In response to what the report called the latest "Chinese military intrusion," the FBI said in a statement that it was "committed" to "hold accountable those groups and individuals that pose a threat in cyberspace."

The new Senate Armed Services Committee's report concerns a cyber attack on US Transportation Command (TRANSCOM) contractors "that are key to the mobilization and deployment of military forces."

The report noted that China's hacking into the private sector usually concerned "intellectual property risks," but now it threatens US military security, the report said.

"The cyber theft of defense-related information and technologies, much of which also resides with private companies, threatens to erode US military technical superiority, placing national security and the safety of our troops at risk," the report said.

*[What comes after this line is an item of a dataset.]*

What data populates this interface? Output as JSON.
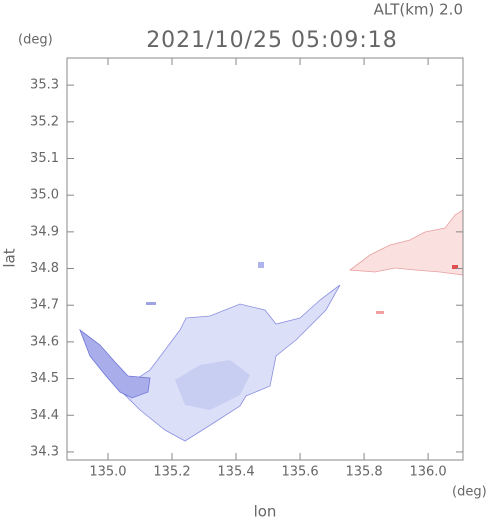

The report also underscored the importance of the transportation companies' military roles with the Department of Defense while essentially suggesting that the targeted companies were sitting ducks. According to the report:
"The private sector plays a crucial role in force mobilization, deployment, and sustainment operations. For example, private airlines provide more than 90 percent of DOD's passenger movement capability and more than one-third of its bulk cargo capability. In addition, the overwhelming majority of DOD deployment and distribution transactions occur over unclassified networks, many of which are owned by private companies. Private companies also play an integral role in the development of software and systems to support military logistics. these arrangements, while necessary, create vulnerabilities that could be exploited to degree or disrupt the US military's response to contingencies."